FolioBeyond Fixed Income Commentary for December 2021
Performance Summary
FolioBeyond's algorithmic Fixed Income strategy was marginally positive in December, returning 0.07% and 0.09% in its dynamic and static volatility versions. The strategies outperformed the Bloomberg Barclays U.S. Aggregate Bond Index ("AGG") which returned -0.26% for the month. For 2021, the FolioBeyond strategies have outperformed AGG by 201 and 259 bps in its dynamic and static volatility models, respectively.
The Treasury yield curve reversed the flattening rally in November and registered a bear flattening selloff. The 10-year yield rose by 9 basis points while the 2-year yield spiked up 19 basis points. Our portfolio lightened up its intermediate Agency exposure while it continued to be more overweight the short duration sector through Treasury Inflation Protected Securities (“TIPS”), Treasuries, and a modest allocation to Bank Loans.
Source: FolioBeyond’s returns are from SMAs on Interactive Brokers (from January 1, 2019, for Static Volatility and from November 3, 2020, for Dynamic Volatility) and back-tested simulated results prior to that. AGG and Multisector Bond Category returns are from Morningstar.
* FolioBeyond Dynamic and Static Volatility returns are net of underlying ETF fees and 30 bp assumed management fee. Although the information herein is believed to be reliable, FolioBeyond makes no representation or warranty as to its accuracy, and information and opinions reflected herein are subject to change at any time without notice. The past performance information presented herein is not a guarantee of future results.
Highlight: Year-End Recap and Outlook for 2022
The confluence of factors ranging from inflationary pressures, declining unemployment rate, Covid-19 outbreaks, and changes in Fed actions led to increased volatility in the bond market. The 10-year Treasury yield finished the year up 61 basis points but traded within a wide range. The 2-year Treasury yield, however, exhibited a steadier upward trend from mid-year, rising by 60 basis points for the year.
Given the relative flatness of the yield curve and changing relative value relationships, especially in the intermediate/long duration sectors of the bond market, FolioBeyond’s fixed income strategy was generally positioned short relative to the duration of AGG. Yield pickup was driven by credit exposures in the short end of the market, including floating rate instruments where the exposure benefited from rising short term rates. Additionally, given the dynamic nature of the model, it found short term opportunities in the intermediate and long Treasury sectors when the curve was steeper. All these factors contributed to the outperformance of FoliBeyond’s strategy versus the AGG, while maintaining similar projected return volatility targets. Realized volatility however, turned out to be materially lower for the FolioBeyond strategy than AGG for the year.
Looking forward to 2022, we outline below some of the major opportunities and risk factors to keep in mind given the current state of the markets.

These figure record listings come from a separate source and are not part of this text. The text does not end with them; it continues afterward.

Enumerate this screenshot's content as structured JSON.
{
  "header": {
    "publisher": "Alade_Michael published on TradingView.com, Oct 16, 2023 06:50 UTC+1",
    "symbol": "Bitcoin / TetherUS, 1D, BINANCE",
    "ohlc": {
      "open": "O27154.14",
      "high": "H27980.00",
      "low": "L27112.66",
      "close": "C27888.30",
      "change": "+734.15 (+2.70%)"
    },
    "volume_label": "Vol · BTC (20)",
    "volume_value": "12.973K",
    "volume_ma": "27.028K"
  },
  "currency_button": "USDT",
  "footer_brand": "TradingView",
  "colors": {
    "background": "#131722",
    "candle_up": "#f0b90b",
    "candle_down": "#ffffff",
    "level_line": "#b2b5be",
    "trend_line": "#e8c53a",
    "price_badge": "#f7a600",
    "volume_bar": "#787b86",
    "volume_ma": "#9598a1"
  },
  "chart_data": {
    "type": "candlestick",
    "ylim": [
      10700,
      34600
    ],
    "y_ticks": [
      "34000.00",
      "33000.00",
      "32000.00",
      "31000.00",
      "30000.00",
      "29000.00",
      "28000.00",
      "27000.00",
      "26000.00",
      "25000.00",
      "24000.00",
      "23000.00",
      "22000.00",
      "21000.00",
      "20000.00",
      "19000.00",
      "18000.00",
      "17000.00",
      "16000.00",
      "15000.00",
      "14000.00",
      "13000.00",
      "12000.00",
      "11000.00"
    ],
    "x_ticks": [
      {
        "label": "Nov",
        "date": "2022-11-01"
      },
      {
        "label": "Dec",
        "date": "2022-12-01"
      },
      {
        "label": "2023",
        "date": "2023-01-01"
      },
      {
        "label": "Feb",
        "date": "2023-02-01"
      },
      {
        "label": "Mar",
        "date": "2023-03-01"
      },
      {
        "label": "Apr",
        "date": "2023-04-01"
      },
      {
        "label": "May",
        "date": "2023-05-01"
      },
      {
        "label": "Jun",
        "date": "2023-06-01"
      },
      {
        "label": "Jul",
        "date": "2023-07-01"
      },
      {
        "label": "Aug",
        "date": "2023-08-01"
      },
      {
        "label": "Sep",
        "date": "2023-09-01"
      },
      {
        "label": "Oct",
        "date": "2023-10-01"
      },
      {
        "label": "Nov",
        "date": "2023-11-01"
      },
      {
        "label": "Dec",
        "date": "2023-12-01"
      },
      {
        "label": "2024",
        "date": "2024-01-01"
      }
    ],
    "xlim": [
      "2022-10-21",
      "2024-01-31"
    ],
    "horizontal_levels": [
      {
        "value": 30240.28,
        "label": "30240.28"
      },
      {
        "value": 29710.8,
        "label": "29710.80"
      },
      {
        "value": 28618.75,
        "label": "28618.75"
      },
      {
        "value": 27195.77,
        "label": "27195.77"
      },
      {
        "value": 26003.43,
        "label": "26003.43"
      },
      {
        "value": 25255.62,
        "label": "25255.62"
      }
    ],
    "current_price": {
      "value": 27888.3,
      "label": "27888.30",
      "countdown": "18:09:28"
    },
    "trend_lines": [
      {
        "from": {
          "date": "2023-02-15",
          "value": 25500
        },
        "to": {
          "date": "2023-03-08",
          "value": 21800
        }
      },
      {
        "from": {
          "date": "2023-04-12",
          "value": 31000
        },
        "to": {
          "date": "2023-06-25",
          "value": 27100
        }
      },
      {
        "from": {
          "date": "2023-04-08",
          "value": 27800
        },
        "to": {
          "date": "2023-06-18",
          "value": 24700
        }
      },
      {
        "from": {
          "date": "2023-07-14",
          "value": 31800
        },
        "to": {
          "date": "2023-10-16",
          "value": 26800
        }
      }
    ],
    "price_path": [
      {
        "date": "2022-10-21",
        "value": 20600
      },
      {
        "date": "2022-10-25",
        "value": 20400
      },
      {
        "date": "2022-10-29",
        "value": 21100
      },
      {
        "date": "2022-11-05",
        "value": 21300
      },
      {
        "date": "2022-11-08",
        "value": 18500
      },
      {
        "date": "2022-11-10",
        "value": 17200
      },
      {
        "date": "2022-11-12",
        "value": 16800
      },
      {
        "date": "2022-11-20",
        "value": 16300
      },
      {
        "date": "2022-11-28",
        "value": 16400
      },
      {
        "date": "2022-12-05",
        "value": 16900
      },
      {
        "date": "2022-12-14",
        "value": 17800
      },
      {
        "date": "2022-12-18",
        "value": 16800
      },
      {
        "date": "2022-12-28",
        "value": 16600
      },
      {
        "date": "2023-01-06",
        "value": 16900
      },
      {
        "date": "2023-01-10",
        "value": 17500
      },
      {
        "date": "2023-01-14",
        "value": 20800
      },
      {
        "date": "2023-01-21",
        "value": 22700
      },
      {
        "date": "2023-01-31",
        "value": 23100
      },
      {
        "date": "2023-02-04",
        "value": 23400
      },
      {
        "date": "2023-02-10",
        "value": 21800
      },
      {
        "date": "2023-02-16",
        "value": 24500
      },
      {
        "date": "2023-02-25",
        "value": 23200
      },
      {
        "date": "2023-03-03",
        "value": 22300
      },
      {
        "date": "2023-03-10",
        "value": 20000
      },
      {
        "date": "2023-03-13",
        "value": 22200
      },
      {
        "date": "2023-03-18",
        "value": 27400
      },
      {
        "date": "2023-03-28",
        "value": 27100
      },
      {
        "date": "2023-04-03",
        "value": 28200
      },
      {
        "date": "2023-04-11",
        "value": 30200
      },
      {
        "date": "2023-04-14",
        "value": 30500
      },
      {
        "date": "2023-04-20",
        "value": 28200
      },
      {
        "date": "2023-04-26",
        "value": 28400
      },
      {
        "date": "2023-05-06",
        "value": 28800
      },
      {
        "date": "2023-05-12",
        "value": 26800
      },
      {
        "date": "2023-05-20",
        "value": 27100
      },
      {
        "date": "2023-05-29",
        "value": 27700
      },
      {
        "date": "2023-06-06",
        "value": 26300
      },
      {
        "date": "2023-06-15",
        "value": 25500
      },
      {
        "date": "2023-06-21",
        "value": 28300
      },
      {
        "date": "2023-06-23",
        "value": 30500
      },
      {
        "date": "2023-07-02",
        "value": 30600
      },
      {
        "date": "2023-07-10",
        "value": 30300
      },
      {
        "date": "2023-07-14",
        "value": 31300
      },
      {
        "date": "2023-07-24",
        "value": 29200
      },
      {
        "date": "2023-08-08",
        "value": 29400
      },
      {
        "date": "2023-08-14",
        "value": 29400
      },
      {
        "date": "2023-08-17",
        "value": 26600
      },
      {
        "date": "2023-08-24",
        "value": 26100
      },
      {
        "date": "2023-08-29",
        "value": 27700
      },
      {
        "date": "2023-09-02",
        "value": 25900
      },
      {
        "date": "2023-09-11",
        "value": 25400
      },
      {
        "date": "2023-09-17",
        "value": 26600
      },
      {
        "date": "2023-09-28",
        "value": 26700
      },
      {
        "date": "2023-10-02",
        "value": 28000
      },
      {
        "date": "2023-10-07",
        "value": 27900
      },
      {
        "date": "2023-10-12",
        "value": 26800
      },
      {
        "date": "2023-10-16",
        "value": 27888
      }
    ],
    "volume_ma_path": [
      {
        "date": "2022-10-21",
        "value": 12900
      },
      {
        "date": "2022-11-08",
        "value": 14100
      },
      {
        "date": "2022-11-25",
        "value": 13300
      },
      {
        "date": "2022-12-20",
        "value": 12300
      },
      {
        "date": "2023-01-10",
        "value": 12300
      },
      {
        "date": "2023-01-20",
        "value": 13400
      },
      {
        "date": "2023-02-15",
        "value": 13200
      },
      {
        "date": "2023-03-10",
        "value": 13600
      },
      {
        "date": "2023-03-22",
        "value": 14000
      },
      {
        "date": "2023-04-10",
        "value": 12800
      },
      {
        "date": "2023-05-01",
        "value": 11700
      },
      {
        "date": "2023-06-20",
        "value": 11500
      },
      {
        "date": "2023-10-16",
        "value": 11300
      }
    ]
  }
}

· Duration management in a bear market: Whether it is a bear flattener or a bear steepener, the current inflationary environment characterized by negative real yields and tightening Fed policy requires investors to put additional focus on duration management. Whether it’s floaters or MBS Interest Only Strips (“MBS IOs”), there are instruments that will shorten or reduce the overall duration risk without sacrificing current income.
· Negative convexity risk in a selloff: The market has not witnessed a significant selloff recently with negative convexity and duration extension playing out. Callable corporate bonds will extend as call options go further out of the money. MBS will extend as prepayment speeds are expected to decline. As these types of instruments extend in a selloff, it can feed on itself as it triggers further selling to maintain desired duration targets.
· Spread products and asset allocation: Spread products have generally narrowed to tight levels during the past 18 months. Going forward, we are likely to see more spread volatility as the economic expansion favors certain sectors and inflationary pressures have uneven effects on spread products. This type of volatility creates risks but also opportunities to rebalance across different sub-sectors as relative value relationships change.
· Yield curve strategies: As the bond market continues to get varying signals about future Fed actions, path of inflation, and economic growth, we are likely to see volatility in the shape of the curve. If the belly of the curve sells off faster, the intermediate sector can offer attractive opportunities. In contrast, there will likely be times where the wings or barbell strategies might offer better risk adjusted returns.
FolioBeyond’s Fixed Income model is well positioned to optimize fixed income allocations based on changing relative value relationships on a forward-looking basis, with embedded options and default risks price out, along with other risk factors including momentum effects. We are also adding a new rising rates ETF (ticker: RISR) to the mix of existing 23 sector ETFs that we currently monitor. This will provide another uncorrelated risk/return profile in our mix of possible sector exposures, which should improve overall portfolio performance over time. The model’s optimization analysis is updated systematically on a daily basis with re-balancings being triggered as risk levels deviate beyond specified thresholds.